Alcohol: latere start maar vaak en veel
Voor alcoholgebruik geldt dat Nederlandse jongeren wat ouder zijn als ze beginnen met drinken dan hun Europese leeftijdsgenoten, maar als ze drinken drinken ze vaak en veel. Van de Nederlandse 15-16 jarige scholieren heeft 26 procent voor hun 14e jaar al eens gedronken, terwijl het ESPAD gemiddelde 47 procent is. Het ooit gebruik is in Nederland met 73 procent ook lager dan het ESPAD gemiddelde van 80 procent, terwijl het gebruik in de afgelopen maand ongeveer gelijk is.

Samen met Liechtenstein, Cyprus, Vlaanderen en Malta behoren we tot de hoogst scorende landen voor wat betreft het aantal keren alcohol gedronken in de afgelopen maand. Dat geldt ook voor de hoeveelheid alcohol gedronken op de laatste drink-dag.

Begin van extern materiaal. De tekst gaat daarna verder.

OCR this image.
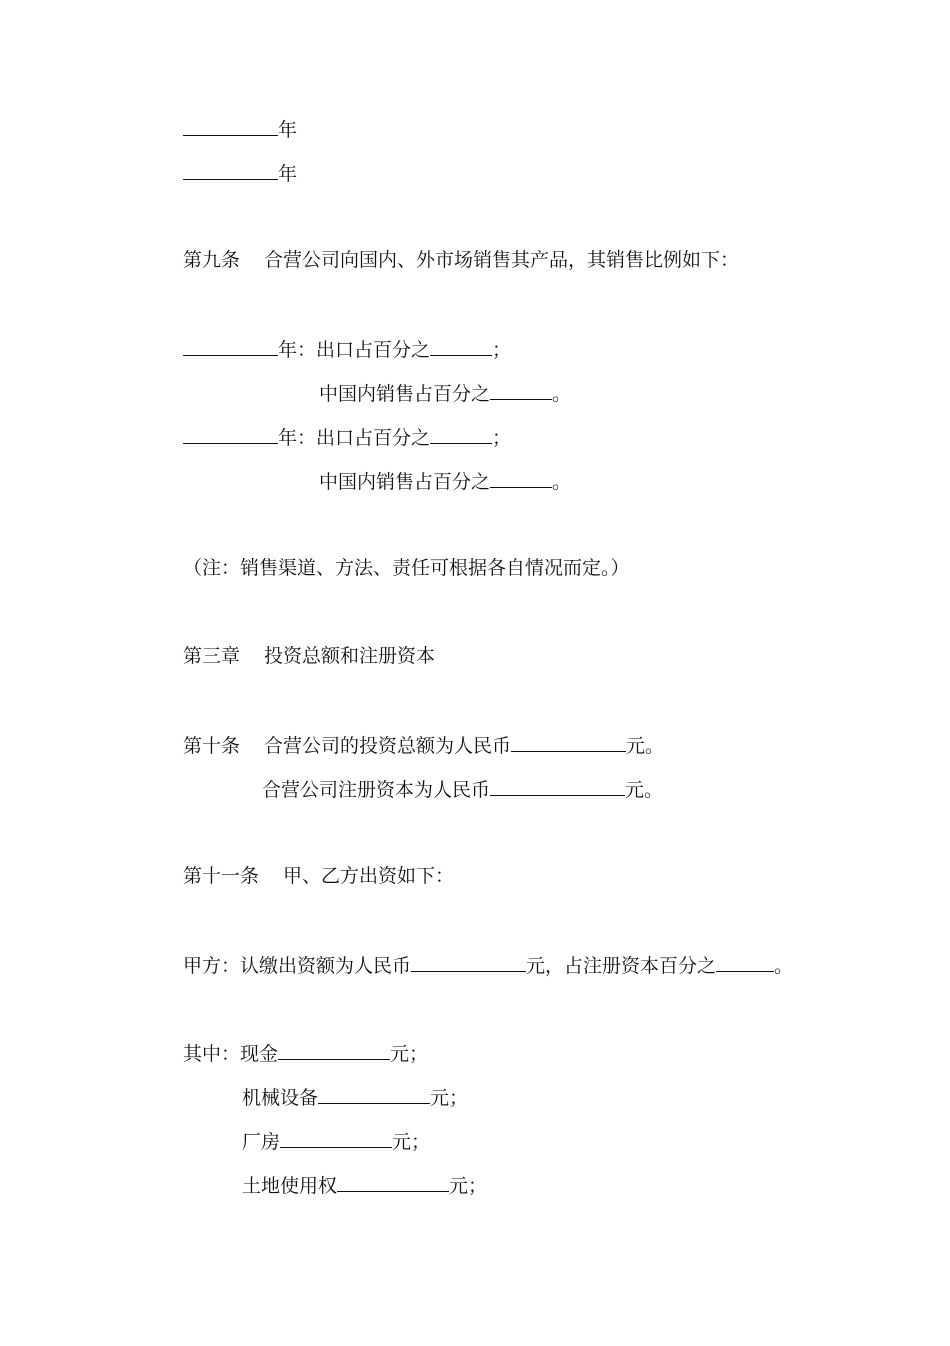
年
年
第九条 合营公司向国内、外市场销售其产品，其销售比例如下：
年：出口占百分之	；
中国内销售占百分之	。
年：出口占百分之	；
中国内销售占百分之	。
（注：销售渠道、方法、责任可根据各自情况而定。）
第三章 投资总额和注册资本
第十条 合营公司的投资总额为人民币	元。
合营公司注册资本为人民币	元。
第十一条 甲、乙方出资如下：
甲方：认缴出资额为人民币	元，占注册资本百分之	。
其中：现金	元；
机械设备	元；
厂房	元；
土地使用权	元；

We staan op plaats 6 met boven ons Denemarken (hoogste frequentie), Estland, Zweden, Finland en Ierland.

Cannabis en andere drugs
Wat betreft cannabisgebruik en blowen scoren Nederlandse scholieren eveneens hoger dan gemiddeld, net als vier jaar geleden. Voor wat betreft ‘ooit gebruik’ 22 procent versus een ESPAD gemiddelde van 16 procent; voor gebruik in de laatste maand 12 procent versus 7 procent gemiddeld. Aantal keren gebruikt in het afgelopen jaar: met 11 keer hoger dan het ESPAD-gemiddelde van 8,9 keer. We staan op plek 5, na IJsland, Frankrijk, Ierland en Italië.

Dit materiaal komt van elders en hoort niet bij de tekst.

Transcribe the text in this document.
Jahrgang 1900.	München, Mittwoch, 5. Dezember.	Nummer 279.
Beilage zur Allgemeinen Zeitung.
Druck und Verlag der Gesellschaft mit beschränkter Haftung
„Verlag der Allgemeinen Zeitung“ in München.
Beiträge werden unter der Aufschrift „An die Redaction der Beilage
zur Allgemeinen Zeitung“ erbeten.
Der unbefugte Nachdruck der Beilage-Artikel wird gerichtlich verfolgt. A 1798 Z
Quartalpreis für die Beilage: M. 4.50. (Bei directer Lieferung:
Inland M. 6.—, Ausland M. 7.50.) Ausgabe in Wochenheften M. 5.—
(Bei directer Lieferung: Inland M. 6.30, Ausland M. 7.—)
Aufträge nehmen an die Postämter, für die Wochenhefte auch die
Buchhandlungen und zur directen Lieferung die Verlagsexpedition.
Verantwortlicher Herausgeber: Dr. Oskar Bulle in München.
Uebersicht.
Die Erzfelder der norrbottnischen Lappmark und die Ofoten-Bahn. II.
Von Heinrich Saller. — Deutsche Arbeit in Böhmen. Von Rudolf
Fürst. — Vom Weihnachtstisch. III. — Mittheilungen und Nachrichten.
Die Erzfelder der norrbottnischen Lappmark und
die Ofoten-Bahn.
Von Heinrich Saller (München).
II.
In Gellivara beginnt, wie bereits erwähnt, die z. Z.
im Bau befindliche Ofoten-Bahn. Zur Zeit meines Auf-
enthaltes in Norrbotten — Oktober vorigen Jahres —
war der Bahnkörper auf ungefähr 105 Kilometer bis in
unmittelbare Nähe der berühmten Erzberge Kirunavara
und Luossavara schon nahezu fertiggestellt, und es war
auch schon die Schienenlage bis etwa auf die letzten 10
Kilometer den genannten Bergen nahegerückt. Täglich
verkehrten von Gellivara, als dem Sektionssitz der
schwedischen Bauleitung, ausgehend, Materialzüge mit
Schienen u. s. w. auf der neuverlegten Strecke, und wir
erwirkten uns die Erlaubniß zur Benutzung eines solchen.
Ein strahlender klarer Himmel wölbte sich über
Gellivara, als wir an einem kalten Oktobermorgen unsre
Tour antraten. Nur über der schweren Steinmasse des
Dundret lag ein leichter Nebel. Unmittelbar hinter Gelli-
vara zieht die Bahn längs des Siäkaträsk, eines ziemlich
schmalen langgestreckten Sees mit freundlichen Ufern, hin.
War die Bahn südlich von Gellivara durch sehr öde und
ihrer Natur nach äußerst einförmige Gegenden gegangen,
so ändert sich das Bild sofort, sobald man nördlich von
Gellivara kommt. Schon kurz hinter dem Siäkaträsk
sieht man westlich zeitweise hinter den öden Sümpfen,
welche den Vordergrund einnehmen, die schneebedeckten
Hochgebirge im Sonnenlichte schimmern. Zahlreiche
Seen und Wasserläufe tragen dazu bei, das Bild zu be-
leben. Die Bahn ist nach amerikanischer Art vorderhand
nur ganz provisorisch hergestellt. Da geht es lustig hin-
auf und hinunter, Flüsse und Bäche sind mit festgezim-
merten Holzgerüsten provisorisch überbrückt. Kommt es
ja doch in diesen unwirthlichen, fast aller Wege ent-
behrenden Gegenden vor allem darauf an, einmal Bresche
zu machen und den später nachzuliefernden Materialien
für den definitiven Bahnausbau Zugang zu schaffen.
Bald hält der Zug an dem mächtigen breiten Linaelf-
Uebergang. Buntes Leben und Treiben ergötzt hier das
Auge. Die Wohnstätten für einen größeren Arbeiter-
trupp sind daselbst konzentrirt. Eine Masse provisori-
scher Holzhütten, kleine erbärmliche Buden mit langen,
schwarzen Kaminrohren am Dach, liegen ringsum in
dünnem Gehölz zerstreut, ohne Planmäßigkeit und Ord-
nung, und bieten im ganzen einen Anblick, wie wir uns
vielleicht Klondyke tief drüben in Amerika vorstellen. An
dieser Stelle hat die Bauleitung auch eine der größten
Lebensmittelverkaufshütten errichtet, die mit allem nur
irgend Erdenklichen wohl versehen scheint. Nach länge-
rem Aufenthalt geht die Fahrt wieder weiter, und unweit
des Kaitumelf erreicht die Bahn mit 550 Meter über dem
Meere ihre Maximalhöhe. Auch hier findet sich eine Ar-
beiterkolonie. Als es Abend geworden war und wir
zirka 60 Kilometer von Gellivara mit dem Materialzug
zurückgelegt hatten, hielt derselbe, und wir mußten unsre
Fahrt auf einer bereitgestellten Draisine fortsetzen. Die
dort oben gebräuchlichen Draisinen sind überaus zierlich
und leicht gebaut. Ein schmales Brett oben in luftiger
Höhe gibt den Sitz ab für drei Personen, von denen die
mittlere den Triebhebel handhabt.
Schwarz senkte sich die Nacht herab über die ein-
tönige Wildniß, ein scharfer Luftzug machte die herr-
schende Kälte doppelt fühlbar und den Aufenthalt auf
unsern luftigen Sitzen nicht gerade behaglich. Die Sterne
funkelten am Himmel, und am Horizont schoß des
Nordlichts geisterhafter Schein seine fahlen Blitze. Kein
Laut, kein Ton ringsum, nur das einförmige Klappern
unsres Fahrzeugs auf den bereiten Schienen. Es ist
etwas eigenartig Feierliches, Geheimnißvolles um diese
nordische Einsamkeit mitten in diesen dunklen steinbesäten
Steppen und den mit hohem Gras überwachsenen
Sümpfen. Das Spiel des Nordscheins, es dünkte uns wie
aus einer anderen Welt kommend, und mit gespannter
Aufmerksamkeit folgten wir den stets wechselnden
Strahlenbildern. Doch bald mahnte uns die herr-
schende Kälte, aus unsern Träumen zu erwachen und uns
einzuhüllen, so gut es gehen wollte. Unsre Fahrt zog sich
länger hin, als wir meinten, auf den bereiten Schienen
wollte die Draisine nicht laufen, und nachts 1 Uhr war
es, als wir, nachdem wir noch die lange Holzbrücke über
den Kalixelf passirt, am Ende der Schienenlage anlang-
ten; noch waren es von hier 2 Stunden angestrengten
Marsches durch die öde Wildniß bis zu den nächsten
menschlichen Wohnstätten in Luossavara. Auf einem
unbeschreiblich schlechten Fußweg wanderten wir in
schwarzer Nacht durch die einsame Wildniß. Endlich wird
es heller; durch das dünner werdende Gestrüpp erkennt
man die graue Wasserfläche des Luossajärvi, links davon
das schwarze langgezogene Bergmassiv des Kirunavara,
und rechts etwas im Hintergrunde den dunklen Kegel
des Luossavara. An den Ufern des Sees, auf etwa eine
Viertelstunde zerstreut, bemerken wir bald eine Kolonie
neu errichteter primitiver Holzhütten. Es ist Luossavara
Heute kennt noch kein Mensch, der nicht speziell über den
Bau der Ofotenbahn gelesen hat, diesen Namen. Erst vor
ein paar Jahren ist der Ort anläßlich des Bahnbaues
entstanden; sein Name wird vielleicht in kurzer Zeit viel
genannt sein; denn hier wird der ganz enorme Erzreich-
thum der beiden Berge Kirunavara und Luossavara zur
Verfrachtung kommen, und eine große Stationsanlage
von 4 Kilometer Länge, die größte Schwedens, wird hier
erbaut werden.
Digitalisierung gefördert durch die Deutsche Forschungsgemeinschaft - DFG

Voor ooit gebruik van XTC zijn de percentages 3 procent in Nederland versus 2 procent gemiddeld. Voor de overige harddrugs (percentage ooit gebruikt) zitten we op of rond het ESPAD gemiddelde en zijn de prevalenties laag. Voor Nieuwe Psychoactieve Stoffen staat Nederland daarentegen juist vrij laag in de lijstjes.

Internetgebruik en social media
Nederlandse scholieren zitten bijna elke dag online, gemiddeld 6.6 dagen, tegen een gemiddelde van 5.8 dagen. Denemarken scoort het hoogst met 6.8 dagen. Hetzelfde geldt voor het social media gebruik; 92 procent zat minstens 4 dagen op social media in de week voorafgaand aan het onderzoek. Hier scoorde alleen Finland hoger met 94 procent, tegen een ESPAD gemiddelde van 78 procent.